14. The monitor of claim 13 , wherein the distance between the write and the read comprises a passage of time.

15. The monitor of claim 14 , wherein quantifying the distance comprises: dividing the operations in the history into clusters, wherein each cluster comprises operations taking one value; recognizing zones in each cluster, wherein zones are time intervals between operations; scoring a conflict between a pair of zones Z 1 and Z 2 with a score χ, where χ is the minimum time (Δ) by which decreasing the start times of reads in the history results in the pair of zones Z 1 and Z 2 being compatible; and designating Δ opt as a maximum χ calculated for a plurality of pairs of zones in the history.

16. The monitor of claim 14 , wherein quantifying the distance comprises: dividing the operations in the history into clusters, wherein each cluster comprises operations taking one value; recognizing zones in each cluster, wherein zones are time intervals between operations; scoring a conflict between a pair of zones Z 1 and Z 2 with a score χ, where χ is the minimum time (λ) by which decreasing the start times and increasing the finish times of operations in the history results in the pair of zones Z 1 and Z 2 being compatible; and designating λ opt as a maximum χ calculated for a plurality of pairs of zones in the history.

17. The monitor of claim 13 , wherein the processor is further to: order a plurality of operations in the history so as to minimize a number of intervening writes between each write and the read dictated by that write, and determine that the distance satisfies the relaxed atomicity standard when a maximum number of intervening writes in the history is less than or equal to 2.

18. The monitor of claim 17 , wherein ordering the plurality of operations comprises: selecting a write w(a), where w(a) has a latest finish time among writes yet to placed; computing a set S of unpicked reads that succeed w(a) in the history; computing the set R defined as the unpicked reads in S not dictated by w(a); placing the write dictating a lone read in R when |R|=1; and placing an write having the latest finishing time of the remaining writes yet to be placed when |R|=0.
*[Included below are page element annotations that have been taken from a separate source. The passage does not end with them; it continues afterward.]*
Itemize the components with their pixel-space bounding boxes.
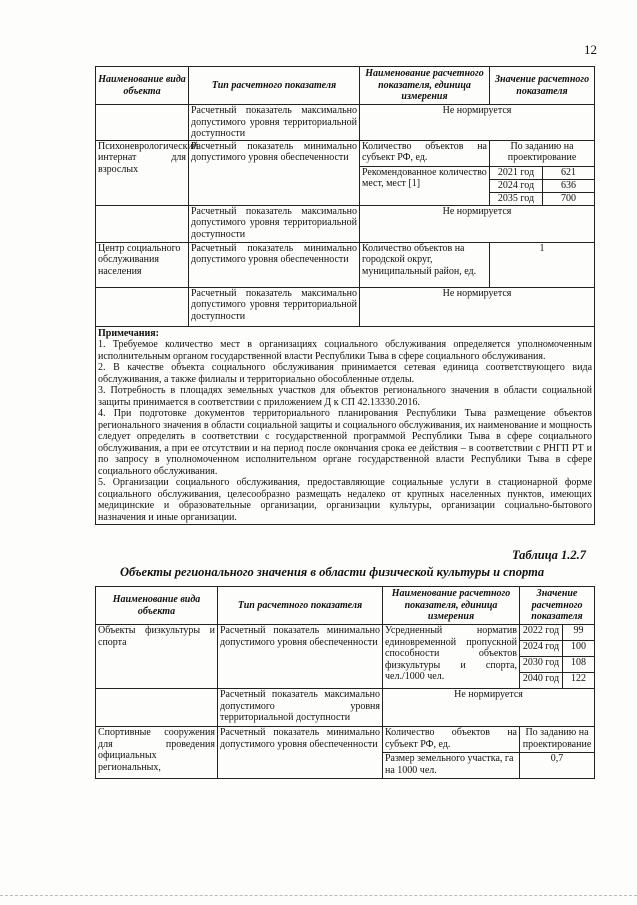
cell-empty [96, 105, 189, 141]
cell-object-name: Центр социального обслуживания населения [96, 242, 189, 287]
cell-year: 2022 год [520, 625, 563, 641]
cell-year-value: 122 [563, 673, 595, 689]
header-object-type: Наименование вида объекта [96, 587, 218, 625]
cell-year-value: 108 [563, 657, 595, 673]
header-object-type: Наименование вида объекта [96, 67, 189, 105]
cell-indicator: Размер земельного участка, га на 1000 чел. [383, 753, 520, 779]
cell-object-name: Спортивные сооружения для проведения официальных региональных, [96, 727, 218, 779]
header-indicator-name: Наименование расчетного показателя, единица измерения [383, 587, 520, 625]
cell-year-value: 700 [543, 192, 595, 205]
scan-edge [0, 895, 637, 898]
sport-objects-table [95, 586, 595, 779]
cell-value: Не нормируется [360, 205, 595, 242]
cell-year: 2024 год [520, 641, 563, 657]
cell-empty [96, 689, 218, 727]
cell-indicator: Количество объектов на городской округ, муниципальный район, ед. [360, 242, 490, 287]
social-objects-table [95, 66, 595, 525]
notes-block [96, 326, 595, 525]
cell-type: Расчетный показатель минимально допустимого уровня обеспеченности [189, 140, 360, 205]
note-item: 4. При подготовке документов территориального планирования Республики Тыва размещение объектов регионального значения в области социальной защиты и социального обслуживания, их наименование и мощность следует определять в соответствии с государственной программой Республики Тыва в сфере социального обслуживания, а при ее отсутствии и на период после окончания срока ее действия – в соответствии с РНГП РТ и по запросу в уполномоченном исполнительном органе государственной власти Республики Тыва в сфере социального обслуживания. [98, 408, 593, 477]
header-indicator-type: Тип расчетного показателя [218, 587, 383, 625]
cell-value: Не нормируется [383, 689, 595, 727]
cell-indicator: Количество объектов на субъект РФ, ед. [360, 140, 490, 166]
cell-object-name: Объекты физкультуры и спорта [96, 625, 218, 689]
cell-empty [96, 205, 189, 242]
note-item: 1. Требуемое количество мест в организациях социального обслуживания определяется уполномоченным исполнительным органом государственной власти Республики Тыва в сфере социального обслуживания. [98, 339, 593, 362]
cell-type: Расчетный показатель минимально допустимого уровня обеспеченности [218, 727, 383, 779]
cell-value: По заданию на проектирование [520, 727, 595, 753]
notes-title: Примечания: [98, 327, 160, 339]
note-item: 2. В качестве объекта социального обслуживания принимается сетевая единица соответствующего вида обслуживания, а также филиалы и территориально обособленные отделы. [98, 362, 593, 385]
table-title: Объекты регионального значения в области физической культуры и спорта [120, 565, 545, 579]
note-item: 5. Организации социального обслуживания, предоставляющие социальные услуги в стационарной форме социального обслуживания, целесообразно размещать недалеко от крупных населенных пунктов, имеющих медицинские и образовательные организации, организации культуры, организации социально-бытового назначения и иные организации. [98, 477, 593, 523]
cell-type: Расчетный показатель максимально допустимого уровня территориальной доступности [189, 105, 360, 141]
page-number: 12 [584, 42, 597, 57]
cell-value: По заданию на проектирование [490, 140, 595, 166]
header-indicator-name: Наименование расчетного показателя, единица измерения [360, 67, 490, 105]
cell-year: 2030 год [520, 657, 563, 673]
cell-year: 2024 год [490, 179, 543, 192]
cell-type: Расчетный показатель минимально допустимого уровня обеспеченности [218, 625, 383, 689]
header-indicator-value: Значение расчетного показателя [490, 67, 595, 105]
cell-type: Расчетный показатель максимально допустимого уровня территориальной доступности [189, 287, 360, 326]
header-indicator-value: Значение расчетного показателя [520, 587, 595, 625]
cell-value: 0,7 [520, 753, 595, 779]
cell-object-name: Психоневрологический интернат для взрослых [96, 140, 189, 205]
header-indicator-type: Тип расчетного показателя [189, 67, 360, 105]
cell-type: Расчетный показатель максимально допустимого уровня территориальной доступности [218, 689, 383, 727]
cell-value: 1 [490, 242, 595, 287]
note-item: 3. Потребность в площадях земельных участков для объектов регионального значения в области социальной защиты принимается в соответствии с приложением Д к СП 42.13330.2016. [98, 385, 593, 408]
cell-year-value: 621 [543, 166, 595, 179]
cell-year-value: 99 [563, 625, 595, 641]
table-number: Таблица 1.2.7 [512, 548, 587, 562]
cell-year: 2040 год [520, 673, 563, 689]
cell-value: Не нормируется [360, 287, 595, 326]
cell-type: Расчетный показатель максимально допустимого уровня территориальной доступности [189, 205, 360, 242]
cell-type: Расчетный показатель минимально допустимого уровня обеспеченности [189, 242, 360, 287]
cell-year: 2035 год [490, 192, 543, 205]
cell-year-value: 100 [563, 641, 595, 657]
cell-empty [96, 287, 189, 326]
cell-indicator: Усредненный норматив единовременной пропускной способности объектов физкультуры и спорта, чел./1000 чел. [383, 625, 520, 689]
cell-year: 2021 год [490, 166, 543, 179]
cell-indicator: Количество объектов на субъект РФ, ед. [383, 727, 520, 753]
cell-indicator: Рекомендованное количество мест, мест [1] [360, 166, 490, 205]
cell-year-value: 636 [543, 179, 595, 192]
cell-value: Не нормируется [360, 105, 595, 141]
19. The monitor of claim 18 , wherein the processor is further to identify a violation of the relaxed atomicity standard when |R|>1.

20. A non-transitory computer readable medium having tangibly embodied thereon instructions for execution by a processor to perform a process comprising: receiving a trace of operations made through a read/write register of a cloud-based storage system, wherein the read/write register is identified by a key; creating from the trace a history of writes and reads performed at the key; quantifying a distance between a write of a value at the key and a read of the value, wherein the write of the value is subsequent to the read of the value; and ascertaining whether the distance satisfies a relaxed atomicity standard, wherein the distance between the write and the read is one selected from a quantity based on a passage of time between the read of the value at the key and the latest write to the key and a quantity of intervening writes between the read of the value at the key and the latest write to the key.